Per fortuna esistono molti altri settori che hanno saputo farsi valere sui mercati esteri, camminare in modo più spedito e anche rialzarsi da pericolosi incidenti di percorso. Prodotto simbolo di questa rivincita è il vino, che in meno di un lustro è passato da 2,5 a oltre tre miliardi di euro. Con due menzioni d'onore: primo nella graduatoria dell'export, primo nel mercato americano, dov'è riuscito a superare la concorrenza francese.
Tra i settori export oriented spiccano molti altri prodotti della tradizione gastronomica e industriale italiana: le conserve di pomodoro, il cui fatturato estero copre il 56% del totale, l'olio d'oliva, con poco meno del 40%, e la pasta, con il 37 per cento. Caffè, dolci, formaggi Dop e prosciutti guidano invece la crescita degli ultimi anni. Il settore è riuscito a superare abbastanza bene anche la difficile prova del cambio eurodollaro. Gli Stati Uniti, infatti, sono diventati lo scorso anno il secondo cliente del made in Italy alimentare con 1,89 miliardi di euro, superando di un'incollatura la Francia ( 1,84 miliardi). Saldamente in testa ( nonostante le difficoltà degli ultimi tempi) la Germania, con oltre 2,8 miliardi.

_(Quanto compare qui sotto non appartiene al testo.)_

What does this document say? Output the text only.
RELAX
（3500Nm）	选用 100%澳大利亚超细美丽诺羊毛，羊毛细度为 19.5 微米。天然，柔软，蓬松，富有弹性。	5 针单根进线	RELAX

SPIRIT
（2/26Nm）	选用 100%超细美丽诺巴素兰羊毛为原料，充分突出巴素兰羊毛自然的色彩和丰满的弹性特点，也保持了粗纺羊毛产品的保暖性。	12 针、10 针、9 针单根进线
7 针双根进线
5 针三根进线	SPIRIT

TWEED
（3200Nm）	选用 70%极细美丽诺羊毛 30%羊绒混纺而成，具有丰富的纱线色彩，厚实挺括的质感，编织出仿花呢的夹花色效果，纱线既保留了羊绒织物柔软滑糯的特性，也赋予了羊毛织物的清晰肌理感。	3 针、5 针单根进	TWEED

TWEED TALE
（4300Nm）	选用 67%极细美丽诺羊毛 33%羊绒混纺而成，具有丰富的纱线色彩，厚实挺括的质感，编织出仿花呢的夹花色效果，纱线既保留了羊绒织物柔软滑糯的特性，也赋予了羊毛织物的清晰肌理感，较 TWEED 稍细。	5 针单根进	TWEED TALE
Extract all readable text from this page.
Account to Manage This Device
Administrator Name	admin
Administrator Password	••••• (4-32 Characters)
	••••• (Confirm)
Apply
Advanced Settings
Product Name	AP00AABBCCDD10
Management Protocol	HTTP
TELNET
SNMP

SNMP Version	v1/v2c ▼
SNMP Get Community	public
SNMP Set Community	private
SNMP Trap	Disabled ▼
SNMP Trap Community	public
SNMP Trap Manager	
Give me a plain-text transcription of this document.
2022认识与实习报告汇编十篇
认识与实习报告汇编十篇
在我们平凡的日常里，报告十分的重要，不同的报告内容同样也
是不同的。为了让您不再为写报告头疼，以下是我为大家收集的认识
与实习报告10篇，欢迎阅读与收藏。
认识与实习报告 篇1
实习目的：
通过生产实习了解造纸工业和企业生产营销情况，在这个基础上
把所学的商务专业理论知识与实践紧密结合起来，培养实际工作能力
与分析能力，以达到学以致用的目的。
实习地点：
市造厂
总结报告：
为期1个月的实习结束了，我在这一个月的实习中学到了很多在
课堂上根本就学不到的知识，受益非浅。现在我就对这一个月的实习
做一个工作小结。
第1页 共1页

Nel 2004 la bilancia alimentare ha registrato un saldo attivo di 1,9 miliardi: una netta accelerazione nel primo semestre di quest'anno, anche se il merito è da attribuire al sensibile calo dell'import. Nonostante queste buone performance, la media dell'export sul fatturato complessivo non va oltre il 14,6% e le prospettive di crescita si fermano al 15%, contro una media europea del 18% e il 22% della Francia. Insomma, l'immagine all'estero dell'italian food è molto elevata, ma non sempre viene capitalizzata adeguatamente.
Il tanto promesso coordinamento per rendere più incisiva la promozione resta nel libro delle buone intenzioni, così la tutela dei marchi Dop e delle denominazioni tipiche del made in Italy. Lasciando campo libero ai falsari il cui business, tra contraffazioni e imitazioni, ha ormai superato con 55 miliardi la metà del fatturato dell'intera industria italiana.